The city of Rome (covering five acres) was a favourite subject. The scene showed the bridge over the Tiber, St. Peter’s, and the Castle of St. Angelo. At night-time Southby’s fireworks legitimately reproduced the Roman Girandola of Easter Monday:
“At the Surrey Menagerie every one knows
(Because ’tis a place to which every one goes)
There’s a model of Rome: and as round it one struts
One sinks the remembrance of Newington Butts;
And having one’s shilling laid down at the portal,
One fancies oneself in the City Immortal.” [86b]
Quieter efforts were the Temples of Elora, and Edinburgh, a subject suggested by Prince Albert.
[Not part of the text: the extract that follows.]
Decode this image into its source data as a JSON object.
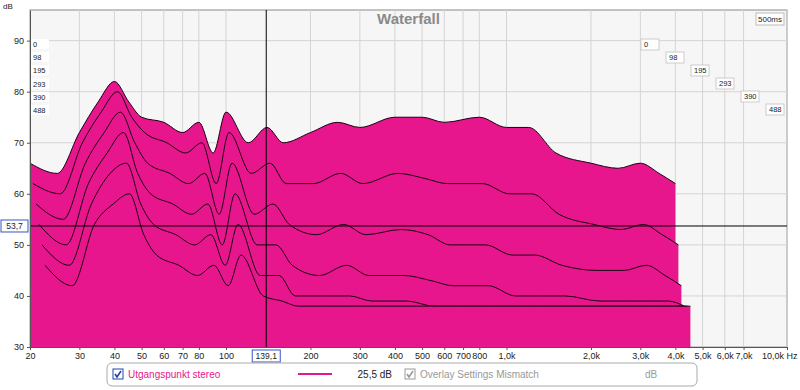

Balloon ascents, which had such a strange fascination for the frequenters of Vauxhall in the thirties and forties, and which were always an attraction at Cremorne, do not seem to have been a feature of the Surrey Gardens. An ascent by Henry Coxwell, on September 7, 1854, was of some importance, as the balloonist for the first time gave a public exhibition of his methods of balloon-signalling in war. His apparatus was attached to the car, and the signals were supposed to be addressed to the beleaguered fortress of Sebastopol. Some pigeons were also taken up, and sent forth from the balloon with messages.
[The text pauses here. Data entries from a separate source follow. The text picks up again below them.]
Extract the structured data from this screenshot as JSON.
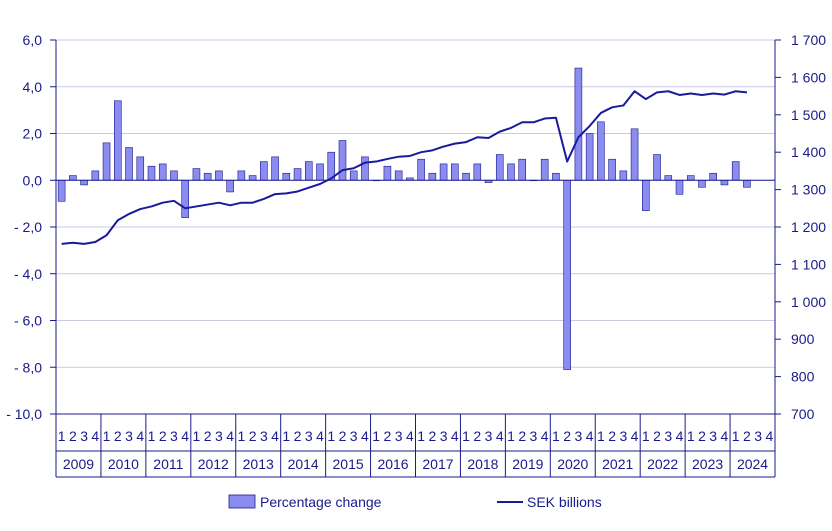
{
  "chart_data": {
    "type": "bar+line",
    "title": "",
    "colors": {
      "bar": "#8a8cf0",
      "bar_stroke": "#1a1a8c",
      "line": "#1a1a9c",
      "text": "#1a1a8c",
      "grid": "#c9c9e6"
    },
    "left_axis": {
      "ylim": [
        -10.0,
        6.0
      ],
      "ticks": [
        6.0,
        4.0,
        2.0,
        0.0,
        -2.0,
        -4.0,
        -6.0,
        -8.0,
        -10.0
      ],
      "tick_labels": [
        "6,0",
        "4,0",
        "2,0",
        "0,0",
        "- 2,0",
        "- 4,0",
        "- 6,0",
        "- 8,0",
        "- 10,0"
      ]
    },
    "right_axis": {
      "ylim": [
        700,
        1700
      ],
      "ticks": [
        1700,
        1600,
        1500,
        1400,
        1300,
        1200,
        1100,
        1000,
        900,
        800,
        700
      ],
      "tick_labels": [
        "1 700",
        "1 600",
        "1 500",
        "1 400",
        "1 300",
        "1 200",
        "1 100",
        "1 000",
        "900",
        "800",
        "700"
      ]
    },
    "quarter_labels": [
      "1",
      "2",
      "3",
      "4"
    ],
    "years": [
      "2009",
      "2010",
      "2011",
      "2012",
      "2013",
      "2014",
      "2015",
      "2016",
      "2017",
      "2018",
      "2019",
      "2020",
      "2021",
      "2022",
      "2023",
      "2024"
    ],
    "series": [
      {
        "name": "Percentage change",
        "type": "bar",
        "axis": "left",
        "values": [
          -0.9,
          0.2,
          -0.2,
          0.4,
          1.6,
          3.4,
          1.4,
          1.0,
          0.6,
          0.7,
          0.4,
          -1.6,
          0.5,
          0.3,
          0.4,
          -0.5,
          0.4,
          0.2,
          0.8,
          1.0,
          0.3,
          0.5,
          0.8,
          0.7,
          1.2,
          1.7,
          0.4,
          1.0,
          0.0,
          0.6,
          0.4,
          0.1,
          0.9,
          0.3,
          0.7,
          0.7,
          0.3,
          0.7,
          -0.1,
          1.1,
          0.7,
          0.9,
          0.0,
          0.9,
          0.3,
          -8.1,
          4.8,
          2.0,
          2.5,
          0.9,
          0.4,
          2.2,
          -1.3,
          1.1,
          0.2,
          -0.6,
          0.2,
          -0.3,
          0.3,
          -0.2,
          0.8,
          -0.3,
          null,
          null
        ]
      },
      {
        "name": "SEK billions",
        "type": "line",
        "axis": "right",
        "values": [
          1155,
          1158,
          1155,
          1160,
          1178,
          1218,
          1235,
          1248,
          1255,
          1265,
          1270,
          1250,
          1255,
          1260,
          1265,
          1258,
          1265,
          1265,
          1275,
          1288,
          1290,
          1295,
          1305,
          1315,
          1330,
          1352,
          1357,
          1372,
          1375,
          1382,
          1388,
          1390,
          1400,
          1405,
          1415,
          1423,
          1427,
          1440,
          1438,
          1455,
          1465,
          1480,
          1480,
          1490,
          1492,
          1375,
          1440,
          1470,
          1505,
          1520,
          1525,
          1563,
          1542,
          1560,
          1563,
          1553,
          1557,
          1553,
          1557,
          1554,
          1563,
          1560,
          null,
          null
        ]
      }
    ],
    "legend": {
      "placement": "bottom",
      "items": [
        "Percentage change",
        "SEK billions"
      ]
    }
  }
}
Two curiosities of ballooning are connected with these gardens. In May, 1837, Mr. and Mrs. Graham took up in a parachute attached to their balloon a monkey named Signor Jacopo, attired in a scarlet coat and feathers. The monkey descended in his parachute on Walworth Common, and, being duly labelled with ‘two pounds reward,’ was promptly returned to Mr. Cross. In 1838 the appearance of the ‘Montgolfier’ balloon [88a] excited no ordinary interest. It was a monstrous machine made of lawn varnished, and was said to be ‘of the height of the York Column, with a circumference nearly half that of the dome of St. Paul’s.’ It was announced to ascend on May 24, and people began to assemble in the grounds at noon. By seven o’clock there were nearly 5,000 spectators, and, behind a huge tarpaulin, the balloon was supposed to be in process of inflation. The balloon was attached to a platform in the middle of the lake, and its peculiarity was that it had to be inflated by chopped straw burnt in a brazier under the orifice of the bag. The size of the furnace had been miscalculated, and after the balloon had twice been set on fire, the ‘intrepid aeronaut’ decided not to ascend. Some of the spectators considered that, at any rate, the balloon could be punished, and ‘a well-directed volley of stones’ soon left the monster prostrate on the lake. An attempt was made to drag it on shore and tear it in pieces, but at this moment the cord broke. Some of the rowdier spirits now sought out the proprietor, hoping to duck him in one of his own ponds. And when this failed, they attacked the glass panes of the lion’s conservatory. But suddenly the police appeared and Vesuvius burst forth in all its fury, and when the fireworks were over the visitors quietly dispersed.
From 1839 to 1844 orchestral concerts, without vocalists, were one of the principal attractions. A good band, under C. Godfrey, performed music of the promenade-concert type—operatic overtures, dance-music by Strauss and Musard, with an occasional ‘classical’ first part, when Handel and Beethoven had their turn.